Canonical curves and Kropina metrics in Lagrangian contact geometry

TL;DR

This paper explores the relationship between Lagrangian contact structures, conformal structures, and Kropina metrics, revealing how chains and null-chains relate to geodesics and how these structures can be uniquely determined.

Contribution

It introduces a Fefferman-type construction linking Lagrangian contact and conformal structures, and demonstrates how chains are realized as geodesics of Kropina metrics, with implications for structure rigidity.

Findings

Chains are projections of null-geodesics in Fefferman space.

Chains can be realized as geodesics of Kropina metrics.
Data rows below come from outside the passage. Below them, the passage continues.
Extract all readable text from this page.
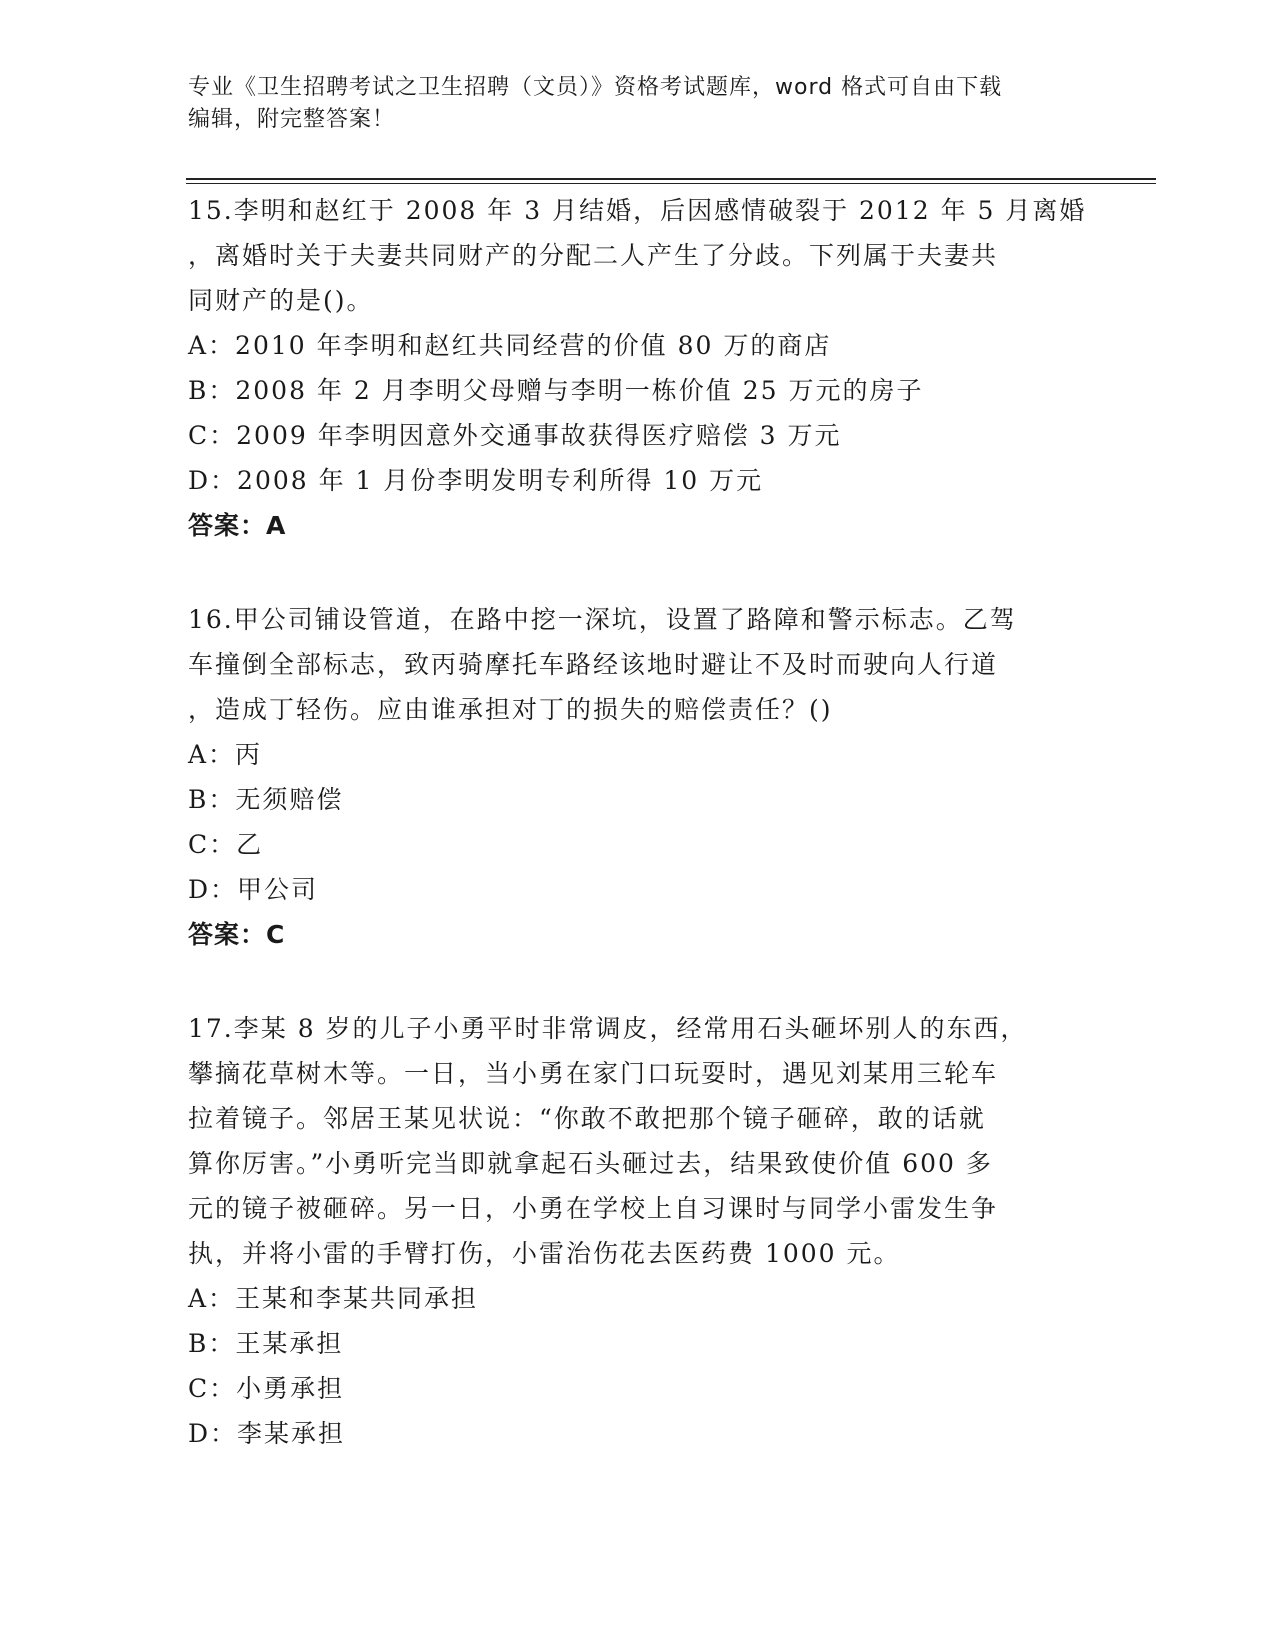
专业《卫生招聘考试之卫生招聘（文员）》资格考试题库，word 格式可自由下载
编辑，附完整答案！

15.李明和赵红于 2008 年 3 月结婚，后因感情破裂于 2012 年 5 月离婚

，离婚时关于夫妻共同财产的分配二人产生了分歧。下列属于夫妻共

同财产的是()。

A：2010 年李明和赵红共同经营的价值 80 万的商店

B：2008 年 2 月李明父母赠与李明一栋价值 25 万元的房子

C：2009 年李明因意外交通事故获得医疗赔偿 3 万元

D：2008 年 1 月份李明发明专利所得 10 万元

答案：A

16.甲公司铺设管道，在路中挖一深坑，设置了路障和警示标志。乙驾

车撞倒全部标志，致丙骑摩托车路经该地时避让不及时而驶向人行道

，造成丁轻伤。应由谁承担对丁的损失的赔偿责任？()

A：丙

B：无须赔偿

C：乙

D：甲公司

答案：C

17.李某 8 岁的儿子小勇平时非常调皮，经常用石头砸坏别人的东西，

攀摘花草树木等。一日，当小勇在家门口玩耍时，遇见刘某用三轮车

拉着镜子。邻居王某见状说：“你敢不敢把那个镜子砸碎，敢的话就

算你厉害。”小勇听完当即就拿起石头砸过去，结果致使价值 600 多

元的镜子被砸碎。另一日，小勇在学校上自习课时与同学小雷发生争

执，并将小雷的手臂打伤，小雷治伤花去医药费 1000 元。

A：王某和李某共同承担

B：王某承担

C：小勇承担

D：李某承担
Sufficiently many chains determine the Lagrangian contact structure.

Abstract

We present a Fefferman-type construction from Lagrangian contact to conformal structures and examine several related topics. In particular, we concentrate on describing the canonical curves and their correspondence. We show that chains and null-chains of an integrable Lagrangian contact structure are the projections of null-geodesics of the Fefferman space. Employing the Fermat principle, we realize chains as geodesics of Kropina (pseudo-Finsler) metrics. Using recent rigidity results, we show that ``sufficiently many'' chains determine the Lagrangian contact structure. Separately, we comment on Lagrangian contact structures induced by projective structures and the special case of dimension three.